On April 4, 1968, Martin Luther King Jr. was shot to death on the balcony of the Lorraine Motel in Memphis. Since then, Room 306, where he’d spent the previous night, has become a shrine. “There are very few places on Earth where time stopped,” says David Gallo, the scenic designer for The Mountaintop, a play set on the last night of King’s life that opens October 13. Since 1991, the motel has been the National Civil Rights Museum, and the room, virtually untouched, is viewable through glass. For his work on the play, Gallo was allowed inside the room, spending eight hours measuring and photographing every fixture, wall panel, and cigarette burn. He walked us through his work.
Reborn for the Stage
“We started off with a perfect depiction,” Gallo says, “but we had to open it up to the necessities of the theater.” The room got bigger; the beds were reoriented. There were other changes, too: Though nobody’s stayed in Room 306 since 1968, “in the seventies and eighties, you could slip the night guy ten bucks, and he’d unlock the door.” Some visitors left with mementos, and those pieces had to be replicated.
“When I was presenting the set,” Gallo says, “I said to the company, ‘Almost nobody’s ever been in the room.’ But Sam Jackson [who plays King] came up to me during a break and said, ‘I have.’ He had volunteered at the museum a few years ago, and they’d let him go in. He got it. We talked about how amazing it had been to be in this piece of history.”
1. The Chair
The one in the room is a replacement, so Gallo had the original reproduced from photos.
2. The Door
The number on the outside of the front door was replaced sometime after 1968, but Gallo liked the fact that the zero had been mistakenly installed upside down and decided to mimic that in the set.
3. The Beds
When Gallo visited the room, he matched the bedspread’s color with a sample book and photographed its texture. The bed itself was built based on Gallo’s measurements.
4. The Telephone
Research revealed that the framed prints on the wall were later additions to the room. Lacking evidence of what they replaced, Gallo included them on the set anyway. Other items, like the lamps and the phone, were verifiably original.
5. The Curtains
Gallo found that in King’s room, the curtain track had been balky and the drawers stuck. “We deliberately put in some practical problems,” Gallo says, adding, “306 is one of the shabbier rooms—307, where King stayed on previous visits, is much slicker, but it only has one bed, and King didn’t like to be by himself.” (Fellow activist Ralph Abernathy shared the room that night.)
6. The Sink
It would have been too expensive to re-create certain items, like the sink and baseboard heater, and “people tend to collect beautiful antique fixtures, but no one collects the junk,” Gallo says. “We went into condemned apartments and salvage yards and just pulled stuff out.

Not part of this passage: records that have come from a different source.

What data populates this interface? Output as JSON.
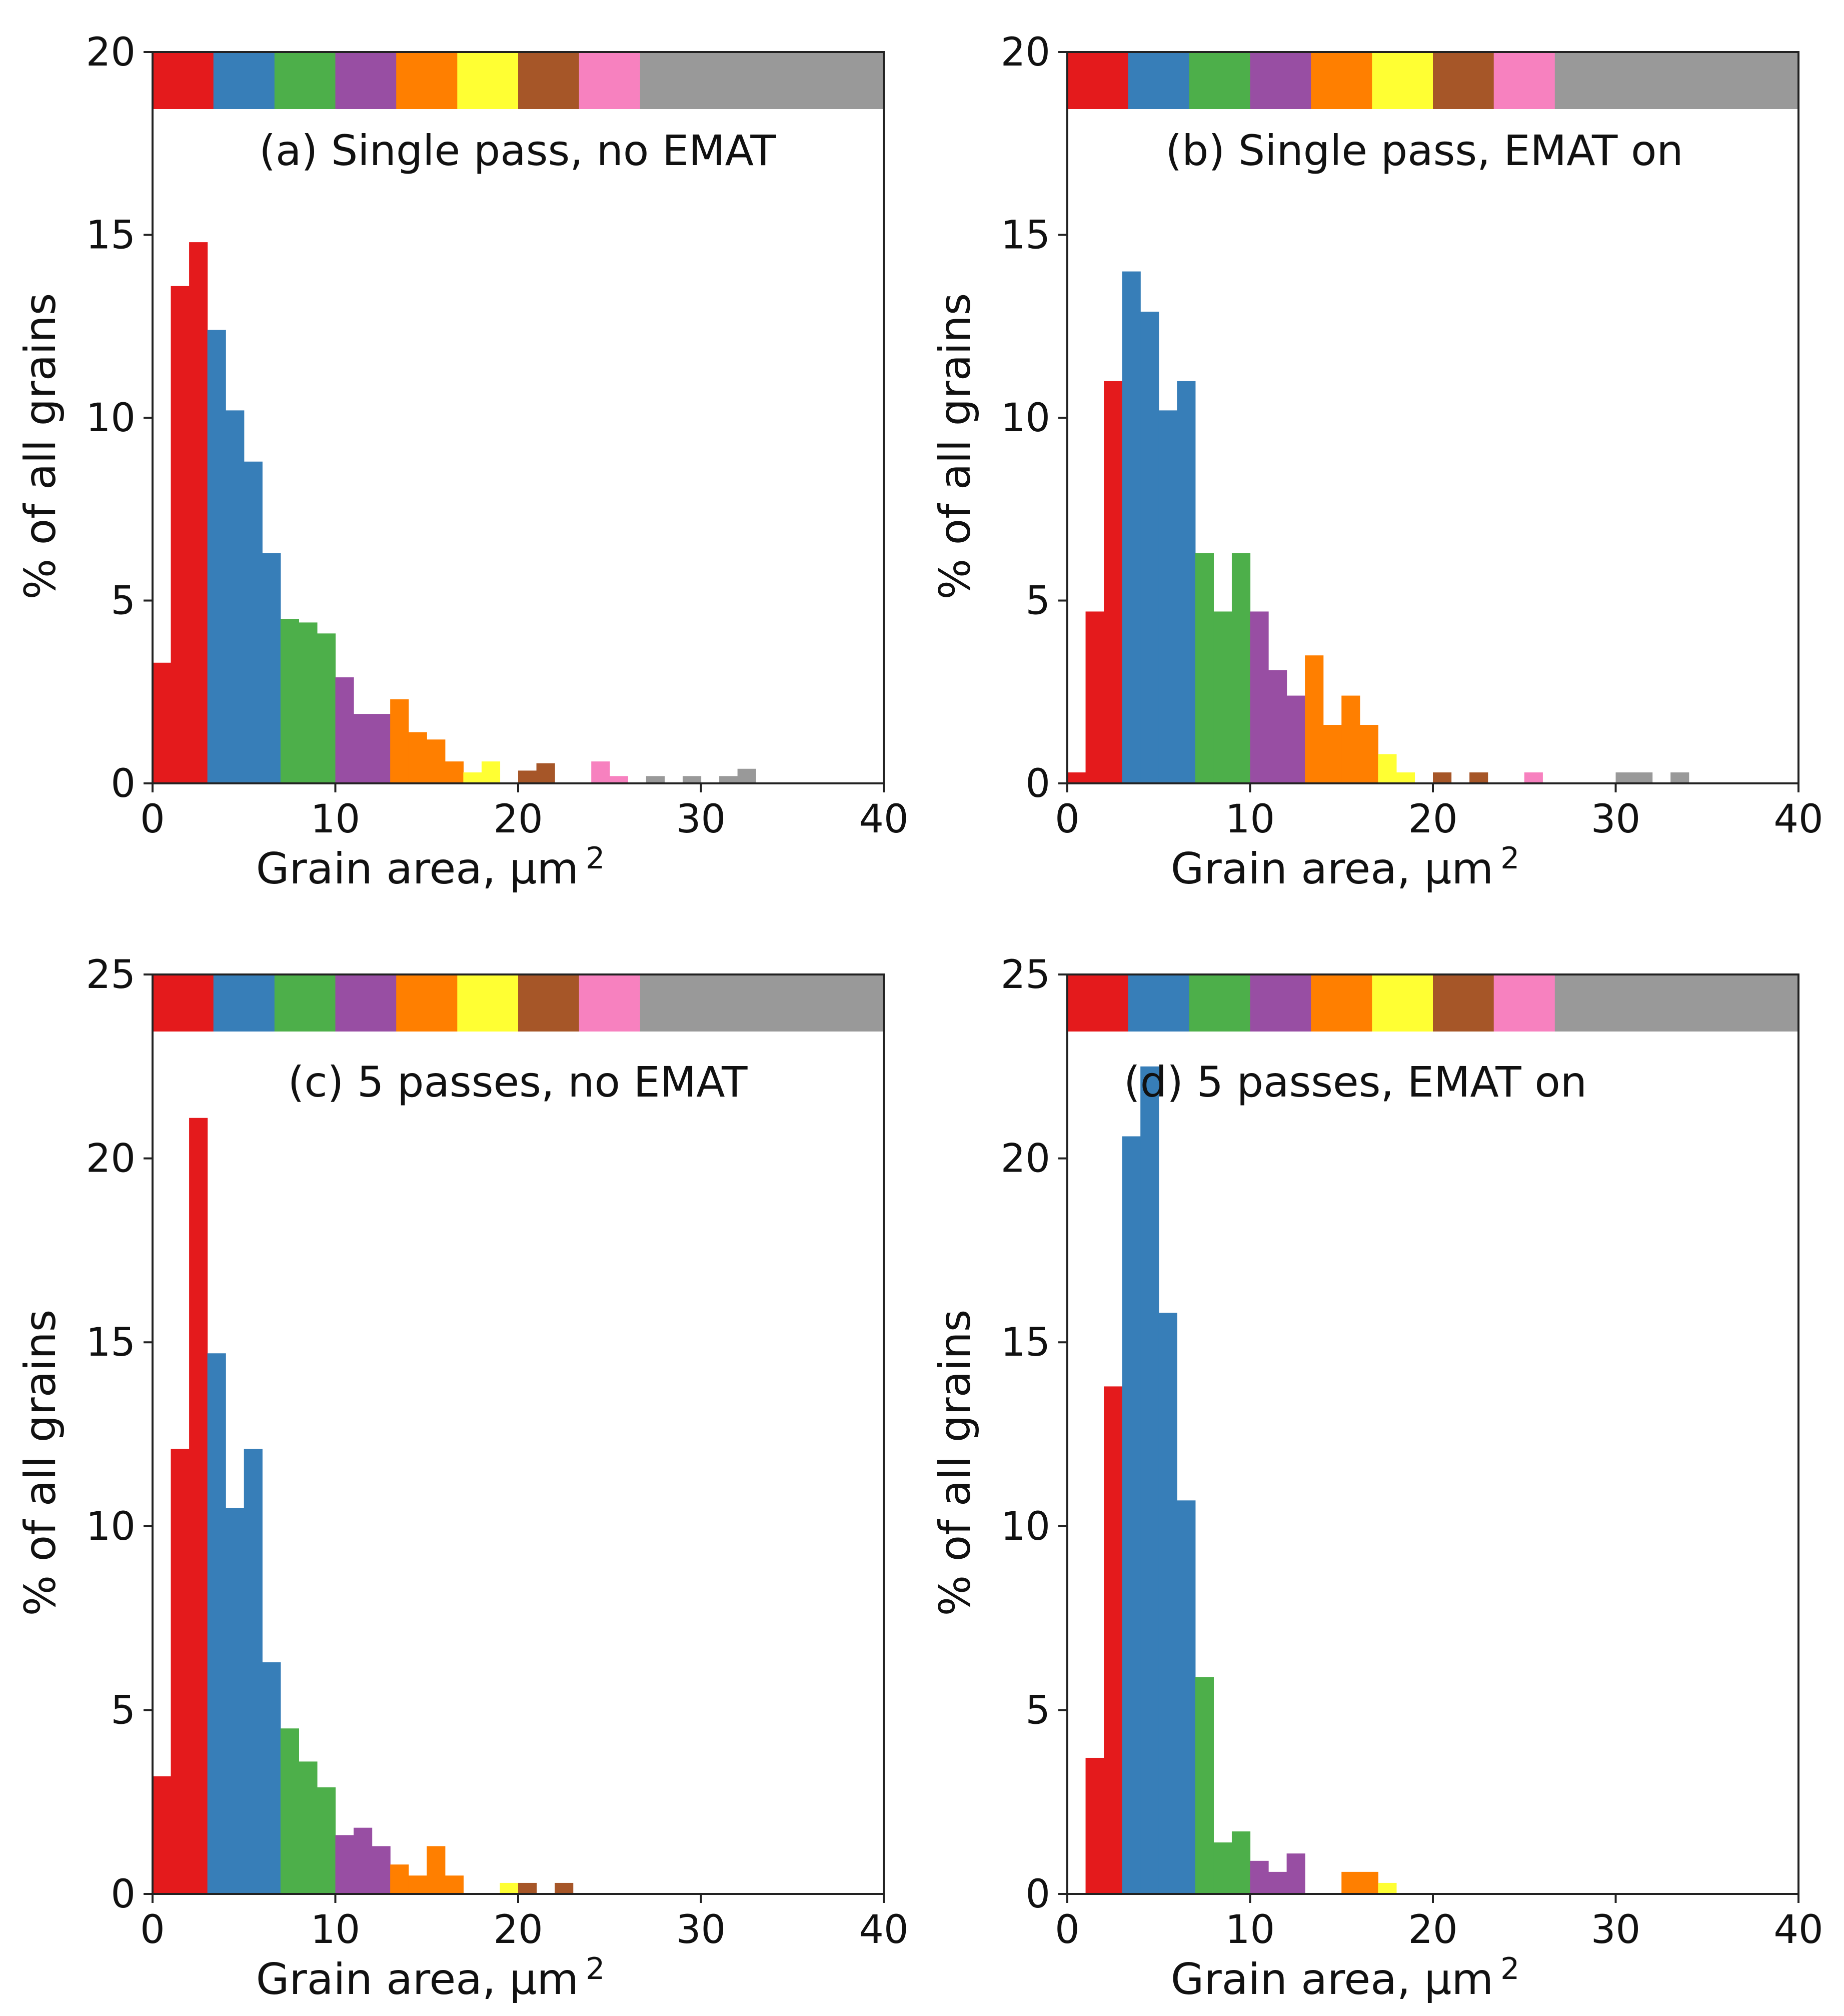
{
  "figure": {
    "colorbar": [
      "#e41a1c",
      "#377eb8",
      "#4daf4a",
      "#984ea3",
      "#ff7f00",
      "#ffff33",
      "#a65628",
      "#f781bf",
      "#999999"
    ],
    "colorbar_bin_edges": [
      0,
      3.33,
      6.67,
      10,
      13.33,
      16.67,
      20,
      23.33,
      26.67,
      40
    ]
  },
  "chart_data": [
    {
      "type": "bar",
      "title": "(a) Single pass, no EMAT",
      "xlabel": "Grain area, μm",
      "xlabel_sup": "2",
      "ylabel": "% of all grains",
      "xlim": [
        0,
        40
      ],
      "ylim": [
        0,
        20
      ],
      "xticks": [
        0,
        10,
        20,
        30,
        40
      ],
      "yticks": [
        0,
        5,
        10,
        15,
        20
      ],
      "bin_width": 1,
      "bin_starts": [
        0,
        1,
        2,
        3,
        4,
        5,
        6,
        7,
        8,
        9,
        10,
        11,
        12,
        13,
        14,
        15,
        16,
        17,
        18,
        19,
        20,
        21,
        22,
        23,
        24,
        25,
        26,
        27,
        28,
        29,
        30,
        31,
        32,
        33,
        34,
        35,
        36,
        37,
        38,
        39
      ],
      "values": [
        3.3,
        13.6,
        14.8,
        12.4,
        10.2,
        8.8,
        6.3,
        4.5,
        4.4,
        4.1,
        2.9,
        1.9,
        1.9,
        2.3,
        1.4,
        1.2,
        0.6,
        0.3,
        0.6,
        0,
        0.35,
        0.55,
        0,
        0,
        0.6,
        0.2,
        0,
        0.2,
        0,
        0.2,
        0,
        0.2,
        0.4,
        0,
        0,
        0,
        0,
        0,
        0,
        0
      ]
    },
    {
      "type": "bar",
      "title": "(b) Single pass, EMAT on",
      "xlabel": "Grain area, μm",
      "xlabel_sup": "2",
      "ylabel": "% of all grains",
      "xlim": [
        0,
        40
      ],
      "ylim": [
        0,
        20
      ],
      "xticks": [
        0,
        10,
        20,
        30,
        40
      ],
      "yticks": [
        0,
        5,
        10,
        15,
        20
      ],
      "bin_width": 1,
      "bin_starts": [
        0,
        1,
        2,
        3,
        4,
        5,
        6,
        7,
        8,
        9,
        10,
        11,
        12,
        13,
        14,
        15,
        16,
        17,
        18,
        19,
        20,
        21,
        22,
        23,
        24,
        25,
        26,
        27,
        28,
        29,
        30,
        31,
        32,
        33,
        34,
        35,
        36,
        37,
        38,
        39
      ],
      "values": [
        0.3,
        4.7,
        11.0,
        14.0,
        12.9,
        10.2,
        11.0,
        6.3,
        4.7,
        6.3,
        4.7,
        3.1,
        2.4,
        3.5,
        1.6,
        2.4,
        1.6,
        0.8,
        0.3,
        0,
        0.3,
        0,
        0.3,
        0,
        0,
        0.3,
        0,
        0,
        0,
        0,
        0.3,
        0.3,
        0,
        0.3,
        0,
        0,
        0,
        0,
        0,
        0
      ]
    },
    {
      "type": "bar",
      "title": "(c) 5 passes, no EMAT",
      "xlabel": "Grain area, μm",
      "xlabel_sup": "2",
      "ylabel": "% of all grains",
      "xlim": [
        0,
        40
      ],
      "ylim": [
        0,
        25
      ],
      "xticks": [
        0,
        10,
        20,
        30,
        40
      ],
      "yticks": [
        0,
        5,
        10,
        15,
        20,
        25
      ],
      "bin_width": 1,
      "bin_starts": [
        0,
        1,
        2,
        3,
        4,
        5,
        6,
        7,
        8,
        9,
        10,
        11,
        12,
        13,
        14,
        15,
        16,
        17,
        18,
        19,
        20,
        21,
        22,
        23,
        24,
        25,
        26,
        27,
        28,
        29,
        30,
        31,
        32,
        33,
        34,
        35,
        36,
        37,
        38,
        39
      ],
      "values": [
        3.2,
        12.1,
        21.1,
        14.7,
        10.5,
        12.1,
        6.3,
        4.5,
        3.6,
        2.9,
        1.6,
        1.8,
        1.3,
        0.8,
        0.5,
        1.3,
        0.5,
        0,
        0,
        0.3,
        0.3,
        0,
        0.3,
        0,
        0,
        0,
        0,
        0,
        0,
        0,
        0,
        0,
        0,
        0,
        0,
        0,
        0,
        0,
        0,
        0
      ]
    },
    {
      "type": "bar",
      "title": "(d) 5 passes, EMAT on",
      "xlabel": "Grain area, μm",
      "xlabel_sup": "2",
      "ylabel": "% of all grains",
      "xlim": [
        0,
        40
      ],
      "ylim": [
        0,
        25
      ],
      "xticks": [
        0,
        10,
        20,
        30,
        40
      ],
      "yticks": [
        0,
        5,
        10,
        15,
        20,
        25
      ],
      "bin_width": 1,
      "bin_starts": [
        0,
        1,
        2,
        3,
        4,
        5,
        6,
        7,
        8,
        9,
        10,
        11,
        12,
        13,
        14,
        15,
        16,
        17,
        18,
        19,
        20,
        21,
        22,
        23,
        24,
        25,
        26,
        27,
        28,
        29,
        30,
        31,
        32,
        33,
        34,
        35,
        36,
        37,
        38,
        39
      ],
      "values": [
        0,
        3.7,
        13.8,
        20.6,
        22.5,
        15.8,
        10.7,
        5.9,
        1.4,
        1.7,
        0.9,
        0.6,
        1.1,
        0,
        0,
        0.6,
        0.6,
        0.3,
        0,
        0,
        0,
        0,
        0,
        0,
        0,
        0,
        0,
        0,
        0,
        0,
        0,
        0,
        0,
        0,
        0,
        0,
        0,
        0,
        0,
        0
      ]
    }
  ]
}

It was all mass-produced, so we were able to find stuff that was right on the money.”
7. The Finale
At the end of the show, the set undergoes an unexpected change, one that required some unusual construction specifications. “Almost every single piece of furniture is bolted down. The props have magnets built into them, and the surfaces are quarter-inch steel plates beneath decorative tops.”